Schwelm
"Neu-Schwelmer" im Rathaus begrüßt
Mehr als 1.300 Menschen sind von März 2009 bis zum März 2010 nach Schwelm zugezogen. Sie alle wurden zum jährlichen Neubürger-Empfang ins Rathaus eingeladen, und viele der „Neuen“ kamen gerne.

Bürgermeister Jochen Stobbe konnte viele Neuschwelmer im Kindes- wie im Seniorenalter begrüßen – alle Generationen waren vertreten. Die Gäste erlebten einen heiteren Nachmittag. Dazu passte, dass Anita Stiepermann und Irmgard Weinreich den „Neuen“ in launiger Weise mal eben „mit links“ die Schwelmer Stadt-Sprache, das „Platt“ beibrachten.
Vertreterinnen und Vertreter von Schwelmer Einrichtungen und Vereinen stellten sich und das Angebot ihres Hauses mit Worten und Prospekten vor.
Mit dabei waren die Stadtsparkasse (Anne Peter) und die Schwelmer & Soziale Wohnungsgenossenschaft (Joachim Pfaffenbach), die den Empfang auch unterstützen, sowie die Werbegemeinschaft Schwelm (Daniela Weithe), die für jeden Neubürger einen Einkaufsgutschein im Wert von fünf Euro stiftete.
Michael Treimer (AGU) hatte die „Eigentumswohnung für Bienen“ sprich: ein Insektenhotel mitgebracht, Anne Peter warb für den Verein für Heimatkunde, Hans Georg Müller für den Vereinsring Linderhausen, André Kohlstadt für den Hegering, Hanns Grüner für den Schwelmer Sport, Martin Schwamborn (Verschönerungsverein) für das schöne Schwelm, Christiane Sartor für die Städtepartnerschaft Schwelm-Fourqueux, den Tennis-Club Blau-Weiss und die Schwelmer Nachbarschaften.

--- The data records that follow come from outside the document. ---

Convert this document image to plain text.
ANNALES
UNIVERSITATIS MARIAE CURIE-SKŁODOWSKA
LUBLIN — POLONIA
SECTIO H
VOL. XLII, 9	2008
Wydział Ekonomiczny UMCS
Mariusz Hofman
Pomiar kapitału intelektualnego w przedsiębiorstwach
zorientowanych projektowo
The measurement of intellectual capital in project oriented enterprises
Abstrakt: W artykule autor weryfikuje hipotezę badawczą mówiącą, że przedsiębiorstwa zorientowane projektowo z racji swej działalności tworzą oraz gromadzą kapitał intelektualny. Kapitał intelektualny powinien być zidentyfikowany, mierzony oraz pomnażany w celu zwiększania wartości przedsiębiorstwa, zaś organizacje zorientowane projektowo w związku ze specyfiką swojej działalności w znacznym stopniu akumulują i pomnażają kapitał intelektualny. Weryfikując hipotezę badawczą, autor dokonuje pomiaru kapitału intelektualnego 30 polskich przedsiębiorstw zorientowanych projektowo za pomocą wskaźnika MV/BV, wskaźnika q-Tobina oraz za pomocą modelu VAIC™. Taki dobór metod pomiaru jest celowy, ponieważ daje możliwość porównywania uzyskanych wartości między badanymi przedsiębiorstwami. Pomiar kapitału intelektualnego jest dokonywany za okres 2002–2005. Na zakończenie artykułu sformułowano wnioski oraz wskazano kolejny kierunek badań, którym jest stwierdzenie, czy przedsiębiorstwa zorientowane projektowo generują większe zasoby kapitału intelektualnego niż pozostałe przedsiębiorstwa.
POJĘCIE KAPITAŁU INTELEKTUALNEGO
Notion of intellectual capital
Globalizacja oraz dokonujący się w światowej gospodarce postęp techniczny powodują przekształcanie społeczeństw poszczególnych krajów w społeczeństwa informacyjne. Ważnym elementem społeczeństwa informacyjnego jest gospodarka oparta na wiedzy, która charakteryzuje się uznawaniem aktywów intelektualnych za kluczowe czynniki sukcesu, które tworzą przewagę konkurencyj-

Politik und stellvertretende Bürgermeister begrüßten die „Neuen“ herzlich, und für die Kirche richteten Pfarrer Frank Bracklo (Evangelische Kirchengemeinde) und Propst Heinz-Ditmar Janousek (Katholische Propsteigemeinde St. Marien) einige Worte an die Neubürger.
Die AOK war durch Helmut Gablowski und Andreas Rippa vertreten. Die beiden hatten für jeden Neubürger einen Gutschein über eine Familienkarte für das Schwelmebad mitgebracht.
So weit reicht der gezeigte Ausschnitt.